Some definitions refer directly to information, like the abstraction principle which aims to reduce duplication of information which fits with don't repeat yourself so that "a modification of any single element of a system does not require a change in other logically unrelated elements". Encapsulation likewise refers to it via information hiding. Alan Perlis in his epigrams had #20: "Wherever there is modularity there is the potential for misunderstanding: Hiding information implies a need to check communication."

Network stacks, in particular via the OSI 7-layer model, are a good example of all of this. Higher-level protocols can work in a way that disregards lower-level details (most of the time - matters of bandwidth and latency do sometimes matter). Lower-level protocols can advance and be replaced without much concern for their higher-level use.

Even the early innovation of packet-switching is a great instance of abstracting network and routing details away from communications

Disk caches, and memory caches, and most other kinds of caches, work because they still implement the same underlying abstraction (albeit with some minor leakage).
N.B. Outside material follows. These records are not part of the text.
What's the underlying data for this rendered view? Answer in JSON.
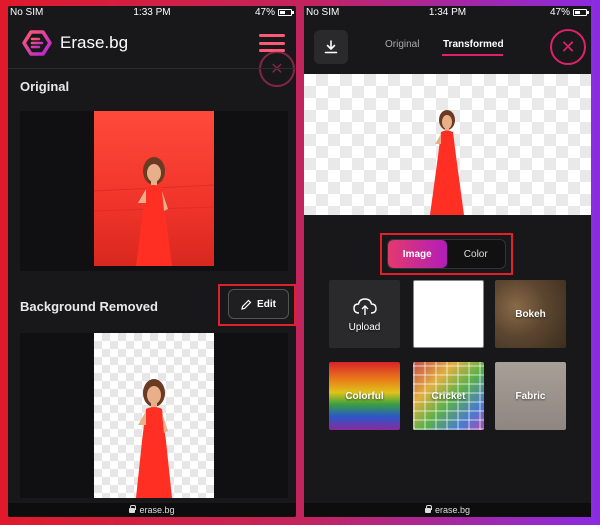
{
  "left": {
    "status": {
      "carrier": "No SIM",
      "time": "1:33 PM",
      "battery": "47%"
    },
    "brand": {
      "name": "Erase.bg"
    },
    "sections": {
      "original": "Original",
      "removed": "Background Removed"
    },
    "edit_label": "Edit",
    "url": "erase.bg"
  },
  "right": {
    "status": {
      "carrier": "No SIM",
      "time": "1:34 PM",
      "battery": "47%"
    },
    "tabs": {
      "original": "Original",
      "transformed": "Transformed"
    },
    "toggle": {
      "image": "Image",
      "color": "Color"
    },
    "backgrounds": {
      "upload": "Upload",
      "bokeh": "Bokeh",
      "colorful": "Colorful",
      "cricket": "Cricket",
      "fabric": "Fabric"
    },
    "url": "erase.bg"
  },
  "colors": {
    "accent": "#e0206a",
    "highlight": "#e0202a",
    "model_dress": "#f03a2e"
  },
  "icons": {
    "download": "download-icon",
    "close": "close-icon",
    "edit": "pencil-icon",
    "upload": "cloud-upload-icon",
    "menu": "hamburger-menu-icon"
  }
}
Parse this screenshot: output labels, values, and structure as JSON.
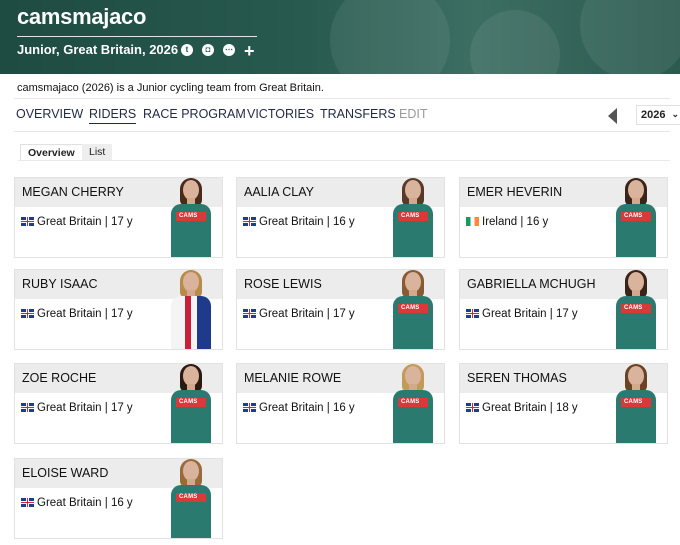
{
  "header": {
    "team_name": "camsmajaco",
    "subtitle": "Junior, Great Britain, 2026",
    "social_icons": [
      "twitter-icon",
      "instagram-icon",
      "website-icon"
    ],
    "add_icon": "plus-icon"
  },
  "description": "camsmajaco (2026) is a Junior cycling team from Great Britain.",
  "nav": {
    "items": [
      "OVERVIEW",
      "RIDERS",
      "RACE PROGRAM",
      "VICTORIES",
      "TRANSFERS",
      "EDIT"
    ],
    "active": "RIDERS",
    "year": "2026"
  },
  "subtabs": {
    "items": [
      "Overview",
      "List"
    ],
    "active": "Overview"
  },
  "riders": [
    {
      "name": "MEGAN CHERRY",
      "country": "Great Britain",
      "age": "| 17 y",
      "flag": "gb"
    },
    {
      "name": "AALIA CLAY",
      "country": "Great Britain",
      "age": "| 16 y",
      "flag": "gb"
    },
    {
      "name": "EMER HEVERIN",
      "country": "Ireland",
      "age": "| 16 y",
      "flag": "ie"
    },
    {
      "name": "RUBY ISAAC",
      "country": "Great Britain",
      "age": "| 17 y",
      "flag": "gb"
    },
    {
      "name": "ROSE LEWIS",
      "country": "Great Britain",
      "age": "| 17 y",
      "flag": "gb"
    },
    {
      "name": "GABRIELLA MCHUGH",
      "country": "Great Britain",
      "age": "| 17 y",
      "flag": "gb"
    },
    {
      "name": "ZOE ROCHE",
      "country": "Great Britain",
      "age": "| 17 y",
      "flag": "gb"
    },
    {
      "name": "MELANIE ROWE",
      "country": "Great Britain",
      "age": "| 16 y",
      "flag": "gb"
    },
    {
      "name": "SEREN THOMAS",
      "country": "Great Britain",
      "age": "| 18 y",
      "flag": "gb"
    },
    {
      "name": "ELOISE WARD",
      "country": "Great Britain",
      "age": "| 16 y",
      "flag": "gb"
    }
  ],
  "jersey_text": "CAMS",
  "colors": {
    "header_bg": "#285a50",
    "jersey_green": "#2b7a6f",
    "jersey_red": "#d83a3a",
    "nav_text": "#1f2a44"
  }
}
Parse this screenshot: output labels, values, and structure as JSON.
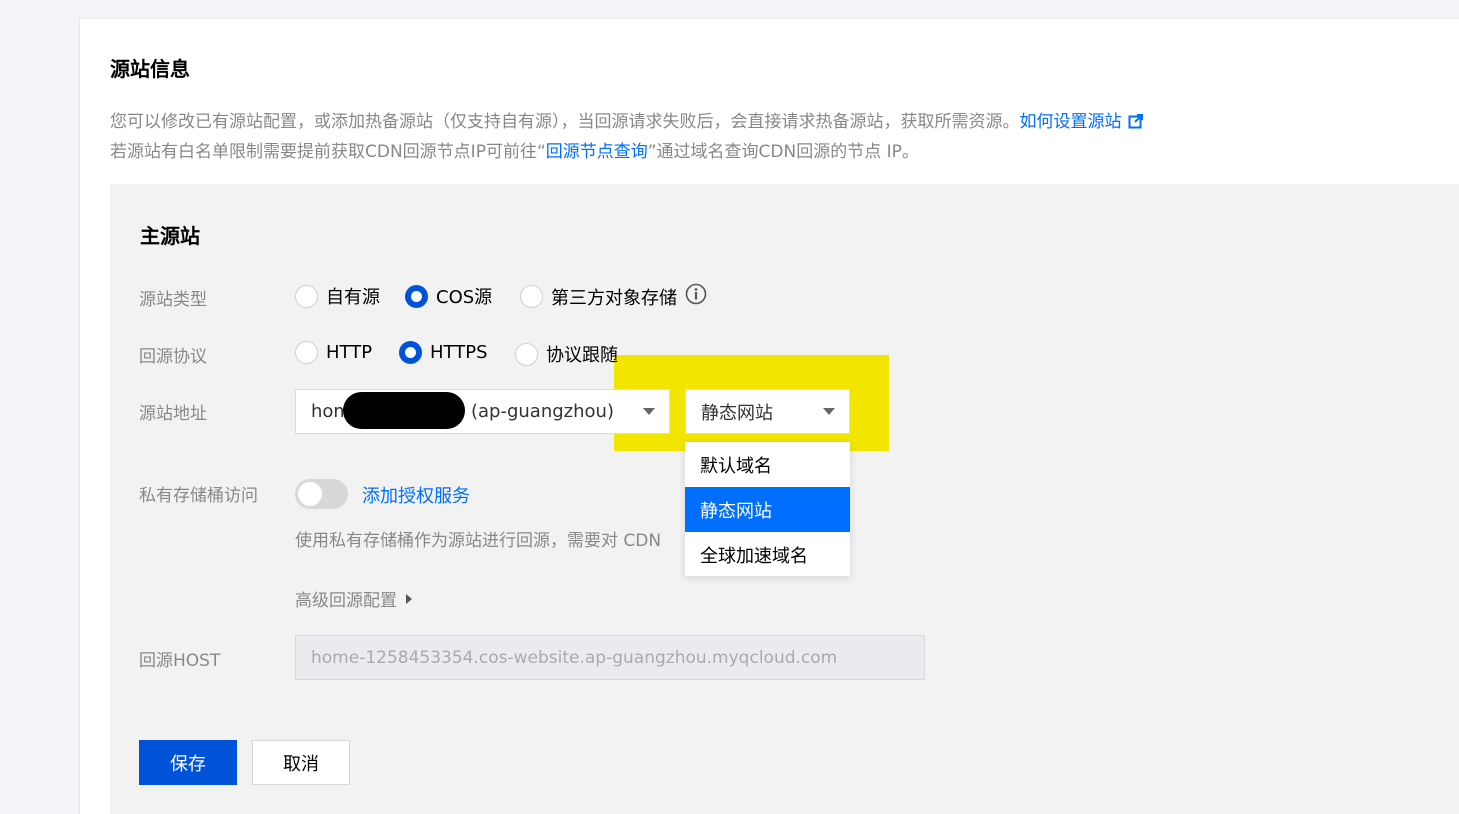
{
  "section": {
    "title": "源站信息",
    "desc_line1": "您可以修改已有源站配置，或添加热备源站（仅支持自有源），当回源请求失败后，会直接请求热备源站，获取所需资源。",
    "desc_link1": "如何设置源站",
    "desc_line2_pre": "若源站有白名单限制需要提前获取CDN回源节点IP可前往“",
    "desc_link2": "回源节点查询",
    "desc_line2_post": "”通过域名查询CDN回源的节点 IP。"
  },
  "primary": {
    "title": "主源站",
    "origin_type": {
      "label": "源站类型",
      "options": [
        "自有源",
        "COS源",
        "第三方对象存储"
      ],
      "selected": "COS源",
      "info_icon": "info-circle-icon"
    },
    "protocol": {
      "label": "回源协议",
      "options": [
        "HTTP",
        "HTTPS",
        "协议跟随"
      ],
      "selected": "HTTPS"
    },
    "address": {
      "label": "源站地址",
      "bucket_prefix": "hom",
      "bucket_suffix": "(ap-guangzhou)",
      "domain_type": "静态网站",
      "dropdown_options": [
        "默认域名",
        "静态网站",
        "全球加速域名"
      ],
      "dropdown_selected": "静态网站"
    },
    "private_bucket": {
      "label": "私有存储桶访问",
      "enabled": false,
      "link": "添加授权服务",
      "hint": "使用私有存储桶作为源站进行回源，需要对 CDN"
    },
    "advanced": {
      "label": "高级回源配置"
    },
    "host": {
      "label": "回源HOST",
      "value": "home-1258453354.cos-website.ap-guangzhou.myqcloud.com"
    }
  },
  "actions": {
    "save": "保存",
    "cancel": "取消"
  },
  "colors": {
    "accent": "#0052d9",
    "link": "#006eff",
    "highlight": "#f2e600",
    "panel_bg": "#f2f2f2"
  }
}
Even DOS had useful abstractions. Things like DriveSpace/DoubleSpace/Stacker worked well enough because most software that needed files relied on DOS's normal abstractions to access them - so it did not matter to them that the underlying filesystem was actually compressed, or was actually a RAM disk, or was on some obscure SCSI interface. Likewise, for the silliness known as EMS, applications that accessed memory through the EMS abstraction could disregard whether it was a "real" EMS board providing access to that memory, whether it was an expanded memory manager providing indirect access to some other memory or even to a hard disk pretending to be memory.